Reflecting on why I’m even writing this series of blogs.

A post for #WeblogPoMo2024.

It’s really strange that I’m writing about a particular Tumblr account that I maintained for about five years over a decade ago. Why that blog, and why now?

At its core, bensinterests was a linklog. It wasn’t really original content in the main, it was an unordered directory of stuff which I just happened to like.

Barry Hess has just published a blogpost which talks about how Google’s algorithm and the pivot to AI content and discovery has generally poisoned much of the findable web and how that could be overcome:

We should continue to spread the word about how we use the web, which is very personally and as active participants.

Linklogs are the very embodiment of that idea. What you’re publishing is a series of links to things that you want others to pay attention to. You’re identifying the cream of the web and presenting it to a discerning audience or even just logging it for your own discovery later on. You’re saying that this is important in some way.

Linklogs can be on all sorts of topics and show all sorts of moods. The Web3 Is Going Just Great linklog is very cynical; Daring Fireball comes across as increasingly cranky. No doubt there are ones which are matter-of-fact, or bureaucratic, or angry, or outright rude.

Not every linklog is the same. The best ones, the ones I identify with, the ones which are closest to what bensinterests was all about, are the ones that express joy.

In April 2015, I posted this quote to bensinterests without attribution:

“The secret of happiness is in knowing this: that we live by the law of expenditure. We find greatest joy, not in getting, but in expressing what we are. There are tides in the ocean of life, and what comes in depends on what goes out. The currents flow inward only where there is an outlet. […]”

Just a few days ago, Lou Plummer posted this on their statuslog

“Years ago, I had a colleague who posted the same message repeatedly on social media, “It’s Friday, Bitches!” I appreciated that man and his unbridled joy at the end of every work week. The world needs all the joy it can get.

In 2015, my internet life was filled with the joy of discovery. By the time I stopped posting, evidently that joy was gone.

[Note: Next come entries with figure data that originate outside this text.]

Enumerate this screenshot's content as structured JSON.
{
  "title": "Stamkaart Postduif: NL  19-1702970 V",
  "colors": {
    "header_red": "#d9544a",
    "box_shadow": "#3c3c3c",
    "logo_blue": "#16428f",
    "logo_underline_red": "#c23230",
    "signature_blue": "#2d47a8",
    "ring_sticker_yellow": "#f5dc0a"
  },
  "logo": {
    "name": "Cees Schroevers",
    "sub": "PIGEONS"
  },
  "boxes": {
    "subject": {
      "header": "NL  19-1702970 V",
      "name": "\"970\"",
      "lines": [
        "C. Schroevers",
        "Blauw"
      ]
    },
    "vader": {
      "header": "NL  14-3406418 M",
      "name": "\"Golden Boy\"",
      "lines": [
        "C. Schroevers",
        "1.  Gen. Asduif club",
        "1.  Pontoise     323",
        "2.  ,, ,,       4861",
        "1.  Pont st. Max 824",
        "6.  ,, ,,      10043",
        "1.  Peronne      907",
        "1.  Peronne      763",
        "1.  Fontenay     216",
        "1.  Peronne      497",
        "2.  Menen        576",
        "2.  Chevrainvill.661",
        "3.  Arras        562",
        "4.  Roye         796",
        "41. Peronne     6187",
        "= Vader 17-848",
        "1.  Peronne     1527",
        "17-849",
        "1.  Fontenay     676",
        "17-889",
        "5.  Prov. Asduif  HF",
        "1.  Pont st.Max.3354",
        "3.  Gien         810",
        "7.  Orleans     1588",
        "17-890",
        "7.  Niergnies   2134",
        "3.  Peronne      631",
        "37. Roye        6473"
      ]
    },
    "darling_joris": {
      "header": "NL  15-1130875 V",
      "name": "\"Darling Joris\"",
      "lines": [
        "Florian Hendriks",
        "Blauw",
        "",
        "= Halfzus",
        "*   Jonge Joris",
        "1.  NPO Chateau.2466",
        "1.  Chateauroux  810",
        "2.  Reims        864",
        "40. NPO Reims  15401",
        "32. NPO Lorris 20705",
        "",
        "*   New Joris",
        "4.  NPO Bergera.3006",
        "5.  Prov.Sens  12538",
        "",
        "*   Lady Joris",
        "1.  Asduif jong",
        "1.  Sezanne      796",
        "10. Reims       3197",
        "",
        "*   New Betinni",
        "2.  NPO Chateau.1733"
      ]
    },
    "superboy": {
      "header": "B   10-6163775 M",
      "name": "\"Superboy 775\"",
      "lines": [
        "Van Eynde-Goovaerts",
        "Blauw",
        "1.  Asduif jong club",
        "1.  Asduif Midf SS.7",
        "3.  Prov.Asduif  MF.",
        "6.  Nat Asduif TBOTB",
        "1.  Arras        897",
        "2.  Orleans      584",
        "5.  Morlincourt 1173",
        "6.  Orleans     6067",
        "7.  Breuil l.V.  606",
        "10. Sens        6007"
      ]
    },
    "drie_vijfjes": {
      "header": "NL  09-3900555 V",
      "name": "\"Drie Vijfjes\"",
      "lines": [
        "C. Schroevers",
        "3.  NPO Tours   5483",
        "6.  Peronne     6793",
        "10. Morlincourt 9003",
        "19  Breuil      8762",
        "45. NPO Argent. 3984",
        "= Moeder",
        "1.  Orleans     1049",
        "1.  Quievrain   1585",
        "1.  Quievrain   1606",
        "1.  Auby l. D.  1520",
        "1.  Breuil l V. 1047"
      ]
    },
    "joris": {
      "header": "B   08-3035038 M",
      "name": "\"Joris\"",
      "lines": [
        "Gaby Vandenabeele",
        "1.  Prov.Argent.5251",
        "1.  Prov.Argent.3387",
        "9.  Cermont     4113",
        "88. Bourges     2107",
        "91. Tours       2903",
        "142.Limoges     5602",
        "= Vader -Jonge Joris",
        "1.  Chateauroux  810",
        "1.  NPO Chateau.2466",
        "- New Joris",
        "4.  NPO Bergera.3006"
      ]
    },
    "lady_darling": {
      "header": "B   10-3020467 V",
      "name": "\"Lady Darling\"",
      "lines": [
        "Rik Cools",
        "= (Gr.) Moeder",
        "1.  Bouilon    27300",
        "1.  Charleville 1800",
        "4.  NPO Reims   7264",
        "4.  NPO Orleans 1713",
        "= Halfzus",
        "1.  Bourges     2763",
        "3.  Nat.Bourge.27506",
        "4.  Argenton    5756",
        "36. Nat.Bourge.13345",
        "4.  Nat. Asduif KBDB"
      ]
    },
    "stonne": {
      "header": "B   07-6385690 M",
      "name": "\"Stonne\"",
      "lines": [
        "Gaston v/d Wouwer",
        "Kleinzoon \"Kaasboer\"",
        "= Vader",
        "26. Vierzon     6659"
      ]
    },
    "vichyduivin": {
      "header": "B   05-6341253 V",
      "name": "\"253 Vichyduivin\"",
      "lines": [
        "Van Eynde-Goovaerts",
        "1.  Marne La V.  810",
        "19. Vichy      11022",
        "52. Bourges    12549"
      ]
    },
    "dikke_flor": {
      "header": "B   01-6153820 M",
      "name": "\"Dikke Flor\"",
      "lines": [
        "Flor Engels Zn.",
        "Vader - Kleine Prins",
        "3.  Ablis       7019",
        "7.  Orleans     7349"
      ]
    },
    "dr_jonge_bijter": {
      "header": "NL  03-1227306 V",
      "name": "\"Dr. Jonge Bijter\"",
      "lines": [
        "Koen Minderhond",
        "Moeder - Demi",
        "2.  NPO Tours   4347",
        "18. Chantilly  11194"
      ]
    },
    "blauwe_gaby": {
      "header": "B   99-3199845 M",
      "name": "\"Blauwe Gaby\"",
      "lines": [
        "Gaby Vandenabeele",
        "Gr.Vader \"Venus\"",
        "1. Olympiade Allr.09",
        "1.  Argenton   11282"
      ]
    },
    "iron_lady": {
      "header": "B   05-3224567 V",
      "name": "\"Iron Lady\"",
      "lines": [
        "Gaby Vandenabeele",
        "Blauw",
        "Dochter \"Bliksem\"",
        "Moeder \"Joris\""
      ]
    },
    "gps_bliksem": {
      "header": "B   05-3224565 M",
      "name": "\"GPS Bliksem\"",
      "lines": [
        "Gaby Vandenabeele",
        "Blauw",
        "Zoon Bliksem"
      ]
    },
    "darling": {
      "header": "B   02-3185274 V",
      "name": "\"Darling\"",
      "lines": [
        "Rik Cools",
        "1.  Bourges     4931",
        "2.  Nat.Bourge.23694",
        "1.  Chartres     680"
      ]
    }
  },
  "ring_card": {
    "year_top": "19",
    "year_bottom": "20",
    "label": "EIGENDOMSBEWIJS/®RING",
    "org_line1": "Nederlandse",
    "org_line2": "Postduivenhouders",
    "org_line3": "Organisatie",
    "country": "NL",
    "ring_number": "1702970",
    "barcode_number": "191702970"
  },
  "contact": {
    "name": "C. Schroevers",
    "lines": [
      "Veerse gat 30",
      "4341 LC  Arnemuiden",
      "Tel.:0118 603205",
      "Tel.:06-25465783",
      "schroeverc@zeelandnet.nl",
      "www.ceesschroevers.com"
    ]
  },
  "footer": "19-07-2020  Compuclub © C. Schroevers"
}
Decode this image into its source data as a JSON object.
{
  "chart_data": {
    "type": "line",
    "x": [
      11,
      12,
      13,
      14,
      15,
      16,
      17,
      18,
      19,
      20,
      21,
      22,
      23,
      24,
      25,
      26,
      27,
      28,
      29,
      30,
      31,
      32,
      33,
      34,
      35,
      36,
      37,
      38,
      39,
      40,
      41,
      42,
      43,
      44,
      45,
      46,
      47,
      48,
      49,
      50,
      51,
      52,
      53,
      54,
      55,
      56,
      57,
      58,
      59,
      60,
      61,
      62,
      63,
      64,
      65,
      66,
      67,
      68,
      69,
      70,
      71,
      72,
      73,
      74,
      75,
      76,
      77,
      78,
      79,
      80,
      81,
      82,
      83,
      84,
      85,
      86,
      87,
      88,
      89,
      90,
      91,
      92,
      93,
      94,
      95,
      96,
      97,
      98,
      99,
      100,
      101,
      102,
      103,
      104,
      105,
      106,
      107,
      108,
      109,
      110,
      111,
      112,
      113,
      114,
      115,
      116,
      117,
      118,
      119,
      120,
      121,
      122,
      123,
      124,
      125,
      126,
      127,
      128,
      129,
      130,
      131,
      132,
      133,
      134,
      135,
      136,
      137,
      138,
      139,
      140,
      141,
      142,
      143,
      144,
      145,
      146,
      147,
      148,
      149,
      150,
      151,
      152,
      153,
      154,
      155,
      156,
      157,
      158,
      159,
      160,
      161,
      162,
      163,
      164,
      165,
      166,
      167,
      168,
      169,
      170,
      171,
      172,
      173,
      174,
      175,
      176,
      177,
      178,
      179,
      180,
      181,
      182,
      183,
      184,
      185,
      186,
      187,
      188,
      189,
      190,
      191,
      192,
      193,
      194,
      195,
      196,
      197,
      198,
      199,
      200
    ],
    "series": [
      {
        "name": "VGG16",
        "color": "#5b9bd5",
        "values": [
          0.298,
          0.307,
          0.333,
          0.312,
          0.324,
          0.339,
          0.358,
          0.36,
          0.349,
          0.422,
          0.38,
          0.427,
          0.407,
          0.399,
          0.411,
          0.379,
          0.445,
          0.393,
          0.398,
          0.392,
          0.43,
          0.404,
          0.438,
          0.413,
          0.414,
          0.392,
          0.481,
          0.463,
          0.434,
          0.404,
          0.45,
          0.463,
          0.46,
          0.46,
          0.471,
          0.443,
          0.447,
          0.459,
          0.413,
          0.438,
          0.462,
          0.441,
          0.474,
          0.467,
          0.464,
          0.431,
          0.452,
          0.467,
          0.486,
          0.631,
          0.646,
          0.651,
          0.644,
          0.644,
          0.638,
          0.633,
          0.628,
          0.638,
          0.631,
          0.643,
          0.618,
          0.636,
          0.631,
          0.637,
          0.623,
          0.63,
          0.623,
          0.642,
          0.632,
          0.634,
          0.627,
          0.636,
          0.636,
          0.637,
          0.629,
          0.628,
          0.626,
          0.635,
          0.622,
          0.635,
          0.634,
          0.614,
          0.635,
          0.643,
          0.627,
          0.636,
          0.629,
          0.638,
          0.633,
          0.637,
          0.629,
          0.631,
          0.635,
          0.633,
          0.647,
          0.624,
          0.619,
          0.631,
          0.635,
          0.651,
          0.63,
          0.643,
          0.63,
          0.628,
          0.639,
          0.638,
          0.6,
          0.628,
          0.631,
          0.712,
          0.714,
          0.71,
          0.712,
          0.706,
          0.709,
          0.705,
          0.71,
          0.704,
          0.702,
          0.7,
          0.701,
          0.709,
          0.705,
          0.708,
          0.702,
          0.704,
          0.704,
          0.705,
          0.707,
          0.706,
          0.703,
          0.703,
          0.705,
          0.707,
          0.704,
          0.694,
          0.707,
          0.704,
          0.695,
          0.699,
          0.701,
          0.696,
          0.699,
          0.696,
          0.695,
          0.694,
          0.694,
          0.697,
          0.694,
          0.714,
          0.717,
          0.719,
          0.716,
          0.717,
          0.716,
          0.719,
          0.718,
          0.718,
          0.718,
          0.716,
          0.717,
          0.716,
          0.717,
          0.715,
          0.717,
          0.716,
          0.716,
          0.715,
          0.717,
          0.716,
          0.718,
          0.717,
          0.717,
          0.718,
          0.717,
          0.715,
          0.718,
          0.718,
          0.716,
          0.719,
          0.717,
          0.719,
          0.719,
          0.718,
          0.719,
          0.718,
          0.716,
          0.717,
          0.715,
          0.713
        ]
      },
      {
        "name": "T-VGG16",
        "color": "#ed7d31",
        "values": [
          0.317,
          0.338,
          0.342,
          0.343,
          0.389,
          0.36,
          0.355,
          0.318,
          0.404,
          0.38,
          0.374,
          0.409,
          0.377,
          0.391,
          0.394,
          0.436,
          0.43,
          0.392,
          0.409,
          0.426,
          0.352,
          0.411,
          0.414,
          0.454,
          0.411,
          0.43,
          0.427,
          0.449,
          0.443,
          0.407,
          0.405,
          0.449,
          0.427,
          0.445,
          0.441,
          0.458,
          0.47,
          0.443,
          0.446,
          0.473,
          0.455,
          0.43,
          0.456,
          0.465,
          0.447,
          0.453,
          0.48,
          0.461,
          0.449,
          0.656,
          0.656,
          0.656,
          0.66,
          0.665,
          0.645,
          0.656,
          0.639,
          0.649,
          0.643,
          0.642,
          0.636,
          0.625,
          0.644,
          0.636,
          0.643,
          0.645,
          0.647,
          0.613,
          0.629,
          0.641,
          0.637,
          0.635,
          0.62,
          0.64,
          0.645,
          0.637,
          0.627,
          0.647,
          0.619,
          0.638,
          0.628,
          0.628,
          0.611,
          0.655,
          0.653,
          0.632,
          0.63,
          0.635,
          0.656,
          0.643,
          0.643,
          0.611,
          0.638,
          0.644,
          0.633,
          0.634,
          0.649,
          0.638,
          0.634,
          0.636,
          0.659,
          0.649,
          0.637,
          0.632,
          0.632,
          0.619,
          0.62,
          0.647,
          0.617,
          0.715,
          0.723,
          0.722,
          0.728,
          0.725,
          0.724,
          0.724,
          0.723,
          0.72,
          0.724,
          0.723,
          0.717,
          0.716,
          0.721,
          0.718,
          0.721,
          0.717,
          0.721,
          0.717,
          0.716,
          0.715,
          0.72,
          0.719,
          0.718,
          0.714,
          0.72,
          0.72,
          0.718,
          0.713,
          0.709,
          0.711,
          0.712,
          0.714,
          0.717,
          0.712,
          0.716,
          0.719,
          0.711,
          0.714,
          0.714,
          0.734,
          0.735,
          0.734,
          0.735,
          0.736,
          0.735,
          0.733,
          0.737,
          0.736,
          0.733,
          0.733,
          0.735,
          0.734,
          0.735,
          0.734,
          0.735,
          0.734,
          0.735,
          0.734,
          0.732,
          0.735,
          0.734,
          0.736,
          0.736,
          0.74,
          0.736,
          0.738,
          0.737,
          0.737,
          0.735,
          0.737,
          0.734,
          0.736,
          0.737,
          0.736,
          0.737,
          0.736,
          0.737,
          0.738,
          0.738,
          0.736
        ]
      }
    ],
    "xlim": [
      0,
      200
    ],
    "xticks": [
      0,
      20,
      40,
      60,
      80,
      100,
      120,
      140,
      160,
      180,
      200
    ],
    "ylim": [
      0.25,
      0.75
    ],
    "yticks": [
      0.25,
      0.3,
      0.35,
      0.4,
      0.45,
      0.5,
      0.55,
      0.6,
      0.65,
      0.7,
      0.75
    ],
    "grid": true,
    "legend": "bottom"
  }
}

It’s 2024. We’re in a situation where discovery of content by talented, friendly, happy people is obscured by content dumps trying to gain search algorithms, by a move to delivering knowledge via AI feedback, and by the crumbling walls of all those gated communities creating people who don’t know where they can even post any more.

Lou is right. The would does need all the joy it can get, and it needs to be able to easily publish and easily discover that joy. I’m not convinced we’re there yet but the rise of small blogging services like Pika, Scribbles, and Bear suggest we’re going in the right direction in allowing anyone to publish easily without paying some massive conglomerate with either money or data.

I don’t see many listlogs popping up though. Perhaps that’s what Mastodon etc is for? It’s great how people like Cory Dransfeldt have a catalogue of interesting links on their site. Maybe that’s the way forward?